A common piece of advice in the test-driven development (TDD) community is to limit yourself to one assertion per test (OAPT). Others disagree, finding the guideline too restrictive and dogmatic. Still others propose a compromise: you can have more than one assertion in a test, but they must all be checking related aspects of the same outcome.

Reasons given for OAPT include:

  • Each test has one and only one reason to fail;
  • Multiple outcomes of an action should be tested separately so that they can succeed or fail independently;
  • Tests should be concise and readable. More assertions make for longer, less-readable tests.

Lately, I’m finding that I follow OAPT more often than not. This is a change from how I used to test, so I’ve been reflecting on why my preferences have changed over time.

I think there are a few reasons why my style has changed.

A minor reason is that of tooling. Smalltalk’s test framework (SUnit) is really designed to be used in the interactive Smalltalk environment where the powerful debugger is available to show you the context of any assertion failure.
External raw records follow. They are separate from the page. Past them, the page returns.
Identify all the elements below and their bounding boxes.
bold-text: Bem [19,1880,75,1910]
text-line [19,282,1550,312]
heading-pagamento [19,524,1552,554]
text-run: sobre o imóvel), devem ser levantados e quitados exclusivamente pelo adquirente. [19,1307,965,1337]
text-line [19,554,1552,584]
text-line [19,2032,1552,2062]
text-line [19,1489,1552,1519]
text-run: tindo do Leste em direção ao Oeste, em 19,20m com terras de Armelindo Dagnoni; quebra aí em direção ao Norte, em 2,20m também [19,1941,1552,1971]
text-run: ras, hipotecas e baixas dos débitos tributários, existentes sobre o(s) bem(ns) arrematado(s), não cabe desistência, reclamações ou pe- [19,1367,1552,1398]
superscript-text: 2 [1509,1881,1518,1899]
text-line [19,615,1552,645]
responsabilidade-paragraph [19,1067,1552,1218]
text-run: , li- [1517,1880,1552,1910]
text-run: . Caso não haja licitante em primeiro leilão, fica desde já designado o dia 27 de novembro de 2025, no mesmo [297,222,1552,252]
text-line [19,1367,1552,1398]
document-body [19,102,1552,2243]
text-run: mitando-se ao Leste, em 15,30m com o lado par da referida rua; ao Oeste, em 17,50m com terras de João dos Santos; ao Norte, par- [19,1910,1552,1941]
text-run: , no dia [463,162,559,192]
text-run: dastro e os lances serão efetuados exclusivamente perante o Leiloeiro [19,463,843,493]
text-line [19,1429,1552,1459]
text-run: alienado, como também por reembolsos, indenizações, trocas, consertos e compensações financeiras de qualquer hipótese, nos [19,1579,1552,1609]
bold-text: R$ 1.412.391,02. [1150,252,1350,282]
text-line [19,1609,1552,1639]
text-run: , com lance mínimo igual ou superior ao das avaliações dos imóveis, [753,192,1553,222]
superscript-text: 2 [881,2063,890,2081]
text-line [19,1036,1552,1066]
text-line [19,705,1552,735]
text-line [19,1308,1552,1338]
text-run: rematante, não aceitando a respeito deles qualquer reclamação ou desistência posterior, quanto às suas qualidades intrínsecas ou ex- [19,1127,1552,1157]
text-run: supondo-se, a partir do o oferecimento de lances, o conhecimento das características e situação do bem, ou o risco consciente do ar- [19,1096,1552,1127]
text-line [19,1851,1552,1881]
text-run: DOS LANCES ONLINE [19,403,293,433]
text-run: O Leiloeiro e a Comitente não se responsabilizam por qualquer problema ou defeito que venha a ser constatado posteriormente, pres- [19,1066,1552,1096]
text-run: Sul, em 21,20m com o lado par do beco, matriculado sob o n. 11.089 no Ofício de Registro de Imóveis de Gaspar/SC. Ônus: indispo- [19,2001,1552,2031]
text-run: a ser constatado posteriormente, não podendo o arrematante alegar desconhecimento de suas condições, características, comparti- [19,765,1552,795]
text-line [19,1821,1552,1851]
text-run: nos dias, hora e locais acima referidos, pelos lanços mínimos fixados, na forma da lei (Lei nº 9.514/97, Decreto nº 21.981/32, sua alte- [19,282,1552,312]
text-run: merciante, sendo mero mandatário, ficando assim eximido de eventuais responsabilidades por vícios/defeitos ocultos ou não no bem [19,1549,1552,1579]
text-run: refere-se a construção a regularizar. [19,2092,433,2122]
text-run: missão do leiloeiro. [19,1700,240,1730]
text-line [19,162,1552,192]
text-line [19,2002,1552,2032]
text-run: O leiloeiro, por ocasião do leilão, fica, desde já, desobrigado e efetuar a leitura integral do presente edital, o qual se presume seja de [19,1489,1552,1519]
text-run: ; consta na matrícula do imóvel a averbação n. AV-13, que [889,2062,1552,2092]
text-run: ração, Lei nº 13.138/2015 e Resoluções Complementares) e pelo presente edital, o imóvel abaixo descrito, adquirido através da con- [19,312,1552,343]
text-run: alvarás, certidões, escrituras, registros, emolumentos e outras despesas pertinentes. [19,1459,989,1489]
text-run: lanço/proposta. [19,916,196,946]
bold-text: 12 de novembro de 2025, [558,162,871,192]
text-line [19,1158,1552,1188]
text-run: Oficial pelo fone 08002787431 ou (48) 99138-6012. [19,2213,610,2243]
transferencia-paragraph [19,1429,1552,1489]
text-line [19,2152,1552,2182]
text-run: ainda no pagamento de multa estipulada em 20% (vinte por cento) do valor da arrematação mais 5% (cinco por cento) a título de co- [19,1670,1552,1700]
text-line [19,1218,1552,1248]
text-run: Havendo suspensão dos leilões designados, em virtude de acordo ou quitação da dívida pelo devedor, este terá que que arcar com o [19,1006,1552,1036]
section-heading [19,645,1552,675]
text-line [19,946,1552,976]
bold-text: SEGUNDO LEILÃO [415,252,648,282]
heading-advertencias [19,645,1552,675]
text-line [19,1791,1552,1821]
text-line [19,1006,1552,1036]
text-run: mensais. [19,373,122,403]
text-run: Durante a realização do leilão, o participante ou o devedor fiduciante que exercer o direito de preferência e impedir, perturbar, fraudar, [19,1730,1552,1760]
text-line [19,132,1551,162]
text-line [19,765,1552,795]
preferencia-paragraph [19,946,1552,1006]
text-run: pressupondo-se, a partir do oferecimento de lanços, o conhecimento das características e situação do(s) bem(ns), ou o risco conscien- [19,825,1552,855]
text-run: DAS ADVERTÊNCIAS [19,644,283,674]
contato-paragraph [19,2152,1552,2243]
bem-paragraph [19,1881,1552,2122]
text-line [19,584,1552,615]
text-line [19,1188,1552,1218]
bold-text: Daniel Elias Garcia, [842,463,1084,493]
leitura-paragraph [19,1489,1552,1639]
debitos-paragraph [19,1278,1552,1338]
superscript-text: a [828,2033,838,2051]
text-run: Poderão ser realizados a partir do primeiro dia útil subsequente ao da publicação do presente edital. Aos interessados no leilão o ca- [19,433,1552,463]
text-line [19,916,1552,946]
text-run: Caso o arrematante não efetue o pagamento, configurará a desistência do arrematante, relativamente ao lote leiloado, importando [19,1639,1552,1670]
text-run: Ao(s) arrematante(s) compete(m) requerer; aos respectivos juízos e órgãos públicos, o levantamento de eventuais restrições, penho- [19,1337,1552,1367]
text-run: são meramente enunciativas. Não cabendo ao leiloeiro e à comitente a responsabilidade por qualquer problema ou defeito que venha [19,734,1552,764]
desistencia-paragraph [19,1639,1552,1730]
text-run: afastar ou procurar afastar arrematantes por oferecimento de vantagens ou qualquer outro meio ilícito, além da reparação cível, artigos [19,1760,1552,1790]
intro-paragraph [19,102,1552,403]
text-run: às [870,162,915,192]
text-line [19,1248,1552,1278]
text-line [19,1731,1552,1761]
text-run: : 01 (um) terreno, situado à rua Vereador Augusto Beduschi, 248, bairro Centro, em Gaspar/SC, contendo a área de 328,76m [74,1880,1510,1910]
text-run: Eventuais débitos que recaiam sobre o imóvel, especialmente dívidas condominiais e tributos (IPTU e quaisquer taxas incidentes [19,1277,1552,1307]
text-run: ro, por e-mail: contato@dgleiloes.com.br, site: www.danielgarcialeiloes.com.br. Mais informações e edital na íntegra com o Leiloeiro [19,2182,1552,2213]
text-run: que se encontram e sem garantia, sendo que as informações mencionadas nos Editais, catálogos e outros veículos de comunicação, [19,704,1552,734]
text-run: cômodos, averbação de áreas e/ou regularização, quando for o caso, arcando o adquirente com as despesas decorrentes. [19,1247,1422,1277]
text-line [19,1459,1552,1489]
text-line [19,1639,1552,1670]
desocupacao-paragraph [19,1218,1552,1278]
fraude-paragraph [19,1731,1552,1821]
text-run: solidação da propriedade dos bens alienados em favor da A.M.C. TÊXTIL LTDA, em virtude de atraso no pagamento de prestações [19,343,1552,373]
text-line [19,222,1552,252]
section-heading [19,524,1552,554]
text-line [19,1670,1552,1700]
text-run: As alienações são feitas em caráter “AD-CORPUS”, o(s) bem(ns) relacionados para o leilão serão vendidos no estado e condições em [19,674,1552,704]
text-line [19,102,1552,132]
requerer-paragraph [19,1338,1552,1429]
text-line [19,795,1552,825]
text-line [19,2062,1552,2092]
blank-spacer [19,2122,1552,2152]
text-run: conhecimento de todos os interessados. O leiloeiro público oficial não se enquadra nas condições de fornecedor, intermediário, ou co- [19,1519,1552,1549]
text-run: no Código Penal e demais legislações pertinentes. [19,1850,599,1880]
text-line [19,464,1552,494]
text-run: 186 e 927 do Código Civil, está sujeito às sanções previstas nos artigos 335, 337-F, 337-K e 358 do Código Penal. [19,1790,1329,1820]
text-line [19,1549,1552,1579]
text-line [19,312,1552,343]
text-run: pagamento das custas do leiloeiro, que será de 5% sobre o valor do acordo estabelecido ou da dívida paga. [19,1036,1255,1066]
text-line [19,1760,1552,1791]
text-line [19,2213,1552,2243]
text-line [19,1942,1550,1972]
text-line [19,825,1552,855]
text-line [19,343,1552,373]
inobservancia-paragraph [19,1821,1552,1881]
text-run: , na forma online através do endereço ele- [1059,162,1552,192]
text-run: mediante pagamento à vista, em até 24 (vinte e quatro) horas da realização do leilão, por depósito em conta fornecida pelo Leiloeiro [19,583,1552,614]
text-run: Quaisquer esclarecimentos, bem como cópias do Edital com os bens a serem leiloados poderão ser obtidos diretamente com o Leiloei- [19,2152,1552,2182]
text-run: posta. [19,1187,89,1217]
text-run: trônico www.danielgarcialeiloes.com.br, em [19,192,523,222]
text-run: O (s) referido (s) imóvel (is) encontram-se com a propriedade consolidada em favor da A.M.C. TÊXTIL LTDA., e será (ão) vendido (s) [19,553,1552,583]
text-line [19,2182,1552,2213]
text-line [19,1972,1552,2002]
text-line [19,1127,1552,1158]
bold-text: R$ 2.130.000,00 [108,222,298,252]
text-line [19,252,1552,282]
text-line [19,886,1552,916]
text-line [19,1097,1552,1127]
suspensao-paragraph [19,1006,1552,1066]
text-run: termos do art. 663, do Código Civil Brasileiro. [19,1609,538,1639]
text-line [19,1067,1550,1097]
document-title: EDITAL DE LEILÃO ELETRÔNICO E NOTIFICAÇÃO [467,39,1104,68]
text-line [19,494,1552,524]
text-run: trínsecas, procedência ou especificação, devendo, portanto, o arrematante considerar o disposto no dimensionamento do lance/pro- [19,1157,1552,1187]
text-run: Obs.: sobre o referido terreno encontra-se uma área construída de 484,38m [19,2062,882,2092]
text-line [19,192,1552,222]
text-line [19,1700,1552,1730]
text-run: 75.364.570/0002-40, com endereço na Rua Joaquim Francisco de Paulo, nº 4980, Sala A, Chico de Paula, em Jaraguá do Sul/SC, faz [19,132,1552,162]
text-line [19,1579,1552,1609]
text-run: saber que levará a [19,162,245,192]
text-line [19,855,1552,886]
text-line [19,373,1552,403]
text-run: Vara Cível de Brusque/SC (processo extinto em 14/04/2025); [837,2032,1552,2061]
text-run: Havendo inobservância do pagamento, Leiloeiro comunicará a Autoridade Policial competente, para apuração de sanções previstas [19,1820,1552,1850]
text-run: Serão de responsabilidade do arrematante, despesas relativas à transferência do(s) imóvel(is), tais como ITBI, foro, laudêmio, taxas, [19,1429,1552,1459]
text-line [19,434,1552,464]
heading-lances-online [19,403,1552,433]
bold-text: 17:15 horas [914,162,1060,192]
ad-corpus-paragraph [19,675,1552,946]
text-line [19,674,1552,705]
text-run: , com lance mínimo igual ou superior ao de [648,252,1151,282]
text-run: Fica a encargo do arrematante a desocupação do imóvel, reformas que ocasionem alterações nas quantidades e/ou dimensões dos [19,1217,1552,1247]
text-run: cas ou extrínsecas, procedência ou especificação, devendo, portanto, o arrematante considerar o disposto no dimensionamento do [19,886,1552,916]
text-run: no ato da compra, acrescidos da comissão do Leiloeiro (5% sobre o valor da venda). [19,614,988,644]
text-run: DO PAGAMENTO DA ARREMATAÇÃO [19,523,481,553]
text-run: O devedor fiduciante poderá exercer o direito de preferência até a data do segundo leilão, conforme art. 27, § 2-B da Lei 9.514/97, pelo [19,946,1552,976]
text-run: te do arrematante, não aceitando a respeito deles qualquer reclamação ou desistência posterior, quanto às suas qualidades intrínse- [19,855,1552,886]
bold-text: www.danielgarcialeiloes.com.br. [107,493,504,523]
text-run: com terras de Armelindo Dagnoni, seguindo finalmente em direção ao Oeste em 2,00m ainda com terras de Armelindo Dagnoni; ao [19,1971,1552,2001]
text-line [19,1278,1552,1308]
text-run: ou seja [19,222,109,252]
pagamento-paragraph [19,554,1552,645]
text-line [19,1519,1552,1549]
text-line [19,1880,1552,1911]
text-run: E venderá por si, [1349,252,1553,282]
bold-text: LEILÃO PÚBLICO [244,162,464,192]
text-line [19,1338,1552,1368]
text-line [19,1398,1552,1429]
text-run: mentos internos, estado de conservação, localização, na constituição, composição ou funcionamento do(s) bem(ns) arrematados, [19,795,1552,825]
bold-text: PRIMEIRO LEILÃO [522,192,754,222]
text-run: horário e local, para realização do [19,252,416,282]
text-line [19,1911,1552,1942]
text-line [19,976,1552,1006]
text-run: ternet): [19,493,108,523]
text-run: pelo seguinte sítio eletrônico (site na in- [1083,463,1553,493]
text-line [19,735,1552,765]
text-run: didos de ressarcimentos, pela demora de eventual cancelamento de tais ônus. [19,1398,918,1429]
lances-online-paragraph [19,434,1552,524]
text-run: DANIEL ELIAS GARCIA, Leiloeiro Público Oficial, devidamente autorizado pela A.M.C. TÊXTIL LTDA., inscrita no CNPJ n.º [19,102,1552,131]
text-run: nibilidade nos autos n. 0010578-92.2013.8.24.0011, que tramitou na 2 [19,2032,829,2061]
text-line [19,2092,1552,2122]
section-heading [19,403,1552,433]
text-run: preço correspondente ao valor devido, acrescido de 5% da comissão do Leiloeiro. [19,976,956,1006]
As a result, there are relatively few assertion methods compared to other languages, and the error messages they produce are not very informative. When these tests run on a CI server or similar, the context is no longer there and so the failure messages are less informative. With multiple assertions in a test, it is harder to know which of the assertions failed without more context. There are ways around this, like using the optional description parameters to provide more information. The descriptions can be useful, but can also clutter up the test, making it less readable. OAPT makes it clear what failed without adding the descriptions.

OAPT also makes later refactoring easier. If I need to move or remove a responsibility from an object, it’s much easier to move or delete the tests for that responsibility if they’re in separate test methods. If I have assertions about the responsibility scattered throughout tests that are also testing other behaviors, I need to be much more careful and surgical.

The most significant reason for the change in my approach, though, is that I found it harder to understand tests with multiple assertions in them. I’d come back to a test suite after several months and I couldn’t remember why I was testing certain things. This is especially true of workflow-style tests (change this, assert that, change something else, assert another thing, etc.).

I find that splitting these tests into multiple tests with OAPT allows me to use the name of each test to communicate what I’m testing in a way that an assertion can’t.

So really, it’s not that I’m strictly following OAPT. It’s that I’m trying to introduce additional communicative test names so that I have a better chance of figuring out what I was thinking when I later revisit the code.